PKU is a metabolic disease caused by mutations in the PAH gene that results in the toxic buildup of the amino acid phenylalanine. These mutations prevent or reduce the production of the enzyme phenylalanine hydroxylase (PAH), which converts phenylalanine (Phe) into another amino acid, called tyrosine (Tyr).
Gene therapy has the potential to correct this genetic defect by introducing a fully functional copy of the PAH gene.
This was the approach taken by scientists at Homology, who used the company’s non-infectious version of the adeno-associated virus (AAV) vector, developed from human stem cells and called AAVHSC, to deliver a work copy of the PAH gene to liver cells.
The team used genetically engineered mice (Pahenu2 mice) carrying a mutation in PAH that lowered the enzyme’s activity to 1%. These animals also had some of the typical features of PKU, including high levels of Phe, and low levels of Tyr, in the blood.
Early tests evaluated a different version of the vector, which was used to deliver the genetic construct (AAVHSC15-CBA-PAH) to Pahenu2 mice through a single intravenous administration at various dose levels.

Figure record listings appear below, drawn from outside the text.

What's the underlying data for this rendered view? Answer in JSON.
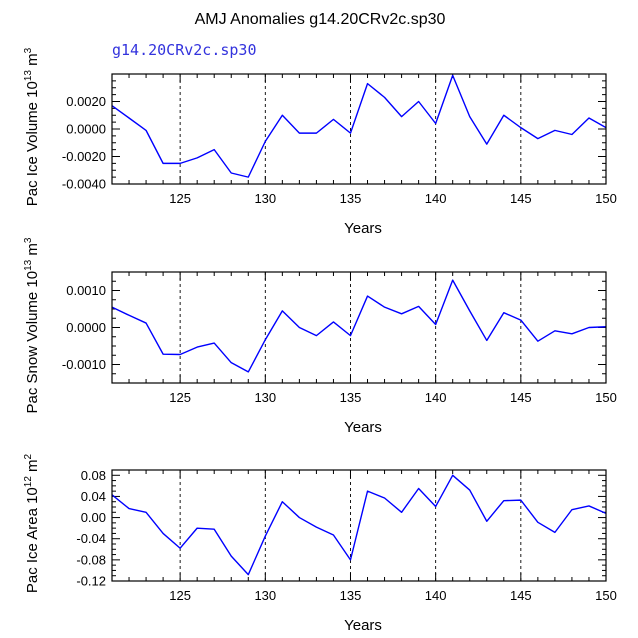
{
  "figure": {
    "title": "AMJ Anomalies g14.20CRv2c.sp30",
    "subtitle": "g14.20CRv2c.sp30",
    "line_color": "#0000ff",
    "subtitle_color": "#3333dd"
  },
  "chart_data": [
    {
      "type": "line",
      "ylabel_parts": [
        "Pac Ice Volume 10",
        "13",
        " m",
        "3"
      ],
      "xlabel": "Years",
      "xlim": [
        121,
        150
      ],
      "ylim": [
        -0.004,
        0.004
      ],
      "xticks": [
        125,
        130,
        135,
        140,
        145,
        150
      ],
      "yticks": [
        -0.004,
        -0.002,
        0.0,
        0.002
      ],
      "ytick_labels": [
        "-0.0040",
        "-0.0020",
        "0.0000",
        "0.0020"
      ],
      "vlines": [
        125,
        130,
        135,
        140,
        145
      ],
      "x": [
        121,
        122,
        123,
        124,
        125,
        126,
        127,
        128,
        129,
        130,
        131,
        132,
        133,
        134,
        135,
        136,
        137,
        138,
        139,
        140,
        141,
        142,
        143,
        144,
        145,
        146,
        147,
        148,
        149,
        150
      ],
      "y": [
        0.0017,
        0.0008,
        -0.0001,
        -0.0025,
        -0.0025,
        -0.0021,
        -0.0015,
        -0.0032,
        -0.0035,
        -0.0009,
        0.001,
        -0.0003,
        -0.0003,
        0.0007,
        -0.0003,
        0.0033,
        0.0023,
        0.0009,
        0.002,
        0.0004,
        0.0039,
        0.0009,
        -0.0011,
        0.001,
        0.0001,
        -0.0007,
        -0.0001,
        -0.0004,
        0.0008,
        0.0001
      ]
    },
    {
      "type": "line",
      "ylabel_parts": [
        "Pac Snow Volume 10",
        "13",
        " m",
        "3"
      ],
      "xlabel": "Years",
      "xlim": [
        121,
        150
      ],
      "ylim": [
        -0.0015,
        0.0015
      ],
      "xticks": [
        125,
        130,
        135,
        140,
        145,
        150
      ],
      "yticks": [
        -0.001,
        0.0,
        0.001
      ],
      "ytick_labels": [
        "-0.0010",
        "0.0000",
        "0.0010"
      ],
      "vlines": [
        125,
        130,
        135,
        140,
        145
      ],
      "x": [
        121,
        122,
        123,
        124,
        125,
        126,
        127,
        128,
        129,
        130,
        131,
        132,
        133,
        134,
        135,
        136,
        137,
        138,
        139,
        140,
        141,
        142,
        143,
        144,
        145,
        146,
        147,
        148,
        149,
        150
      ],
      "y": [
        0.00055,
        0.00033,
        0.00012,
        -0.00072,
        -0.00073,
        -0.00053,
        -0.00042,
        -0.00095,
        -0.0012,
        -0.00033,
        0.00045,
        0.0,
        -0.00022,
        0.00015,
        -0.00022,
        0.00085,
        0.00055,
        0.00037,
        0.00057,
        8e-05,
        0.00128,
        0.00045,
        -0.00035,
        0.0004,
        0.0002,
        -0.00037,
        -9e-05,
        -0.00017,
        0.0,
        2e-05
      ]
    },
    {
      "type": "line",
      "ylabel_parts": [
        "Pac Ice Area 10",
        "12",
        " m",
        "2"
      ],
      "xlabel": "Years",
      "xlim": [
        121,
        150
      ],
      "ylim": [
        -0.12,
        0.09
      ],
      "xticks": [
        125,
        130,
        135,
        140,
        145,
        150
      ],
      "yticks": [
        -0.12,
        -0.08,
        -0.04,
        0.0,
        0.04,
        0.08
      ],
      "ytick_labels": [
        "-0.12",
        "-0.08",
        "-0.04",
        "0.00",
        "0.04",
        "0.08"
      ],
      "vlines": [
        125,
        130,
        135,
        140,
        145
      ],
      "x": [
        121,
        122,
        123,
        124,
        125,
        126,
        127,
        128,
        129,
        130,
        131,
        132,
        133,
        134,
        135,
        136,
        137,
        138,
        139,
        140,
        141,
        142,
        143,
        144,
        145,
        146,
        147,
        148,
        149,
        150
      ],
      "y": [
        0.043,
        0.017,
        0.01,
        -0.03,
        -0.058,
        -0.02,
        -0.022,
        -0.073,
        -0.108,
        -0.035,
        0.03,
        0.0,
        -0.018,
        -0.033,
        -0.08,
        0.05,
        0.037,
        0.01,
        0.055,
        0.021,
        0.08,
        0.052,
        -0.007,
        0.032,
        0.033,
        -0.009,
        -0.028,
        0.015,
        0.022,
        0.008
      ]
    }
  ]
}
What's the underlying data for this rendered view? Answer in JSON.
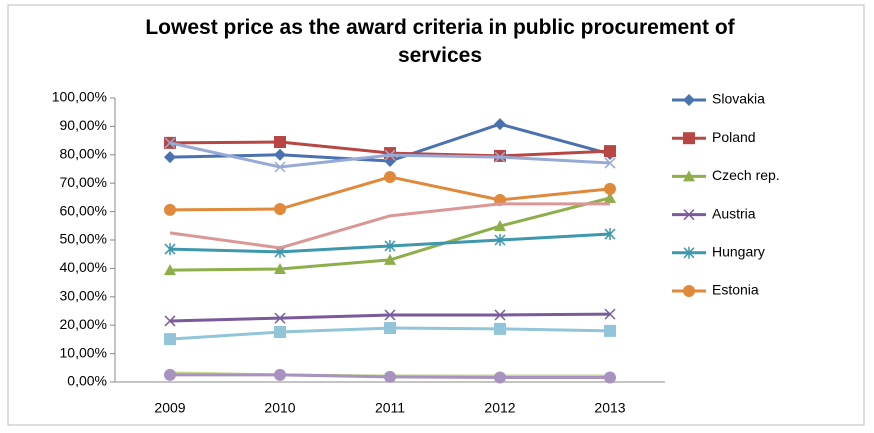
{
  "chart_data": {
    "type": "line",
    "title": "Lowest price as the award criteria in public procurement of services",
    "categories": [
      "2009",
      "2010",
      "2011",
      "2012",
      "2013"
    ],
    "ylim": [
      0,
      100
    ],
    "yticks": [
      {
        "value": 0,
        "label": "0,00%"
      },
      {
        "value": 10,
        "label": "10,00%"
      },
      {
        "value": 20,
        "label": "20,00%"
      },
      {
        "value": 30,
        "label": "30,00%"
      },
      {
        "value": 40,
        "label": "40,00%"
      },
      {
        "value": 50,
        "label": "50,00%"
      },
      {
        "value": 60,
        "label": "60,00%"
      },
      {
        "value": 70,
        "label": "70,00%"
      },
      {
        "value": 80,
        "label": "80,00%"
      },
      {
        "value": 90,
        "label": "90,00%"
      },
      {
        "value": 100,
        "label": "100,00%"
      }
    ],
    "grid": true,
    "legend": "right",
    "series": [
      {
        "name": "Slovakia",
        "color": "#4a72b0",
        "marker": "diamond",
        "values": [
          79.2,
          80,
          77.8,
          90.8,
          80.3
        ]
      },
      {
        "name": "Poland",
        "color": "#b84744",
        "marker": "square",
        "values": [
          84.2,
          84.5,
          80.6,
          79.6,
          81.3
        ]
      },
      {
        "name": "Czech rep.",
        "color": "#8dae4a",
        "marker": "triangle",
        "values": [
          39.4,
          39.8,
          43,
          54.9,
          64.8
        ]
      },
      {
        "name": "Austria",
        "color": "#7a5a9a",
        "marker": "x",
        "values": [
          21.5,
          22.5,
          23.6,
          23.6,
          23.9
        ]
      },
      {
        "name": "Hungary",
        "color": "#3d97ad",
        "marker": "star",
        "values": [
          46.8,
          45.8,
          47.9,
          50,
          52.1
        ]
      },
      {
        "name": "Estonia",
        "color": "#e0893a",
        "marker": "circle",
        "values": [
          60.6,
          60.9,
          72.2,
          64.1,
          68
        ]
      },
      {
        "color": "#97aad6",
        "marker": "x",
        "values": [
          84.2,
          75.7,
          79.9,
          79.2,
          77.1
        ]
      },
      {
        "color": "#d99796",
        "marker": "none",
        "values": [
          52.5,
          47.2,
          58.5,
          62.7,
          62.7
        ]
      },
      {
        "color": "#92c5d9",
        "marker": "square",
        "values": [
          15.1,
          17.6,
          19,
          18.7,
          18
        ]
      },
      {
        "color": "#c4d88a",
        "marker": "none",
        "values": [
          3.2,
          2.5,
          2.1,
          2.1,
          2.1
        ]
      },
      {
        "color": "#a792c0",
        "marker": "circle",
        "values": [
          2.5,
          2.5,
          1.8,
          1.6,
          1.6
        ]
      }
    ]
  }
}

At all doses, mice demonstrated a dose-dependent decrease in Phe levels and a rise in Tyr levels within one week of treatment. The animals’ coat also darkened, which indicated a restoration of the phenylalanine metabolic pathway.
A detailed analysis showed treatment restored the activity of the PAH gene in the liver, and increased the activity of the PAH enzyme to around 20% of the levels seen in healthy mice.
However, in a durability experiment, the highest dose tested led to a sustained Phe reduction for 12 weeks, prompting the team to optimize the therapy to ensure a longer effectiveness.
The optimized version of the therapy — AAVHSC15-PAH (Construct 9), now known as HMI-102 — was given to mice at a dose 10 times lower than the non-optimized version. A single dose of HMI-102 reduced blood levels of Phe within one week, which was sustained over the course of 48 weeks. A corresponding increase in the levels of Tyr was also observed.
Treatment also increased to normal the levels of 5-HIAA — a metabolite whose levels are severely low as a result of PAH deficiency — in the animals’ brain.
In a final test, researchers showed that treatment with HMI-102 restored Phe levels and PAH activity in sick mice in a dose-dependent manner.
“Collectively, these data support the potential of a gene therapy approach for PKU that could reduce Phe to normal levels and substantially restore the natural biological pathway,” the investigators wrote.
“Initial data from the pheNIX trial suggests that the increased PAH enzymatic activity after administration of HMI-102 seen in the preclinical model was also observed in the clinical study,” Seymour added.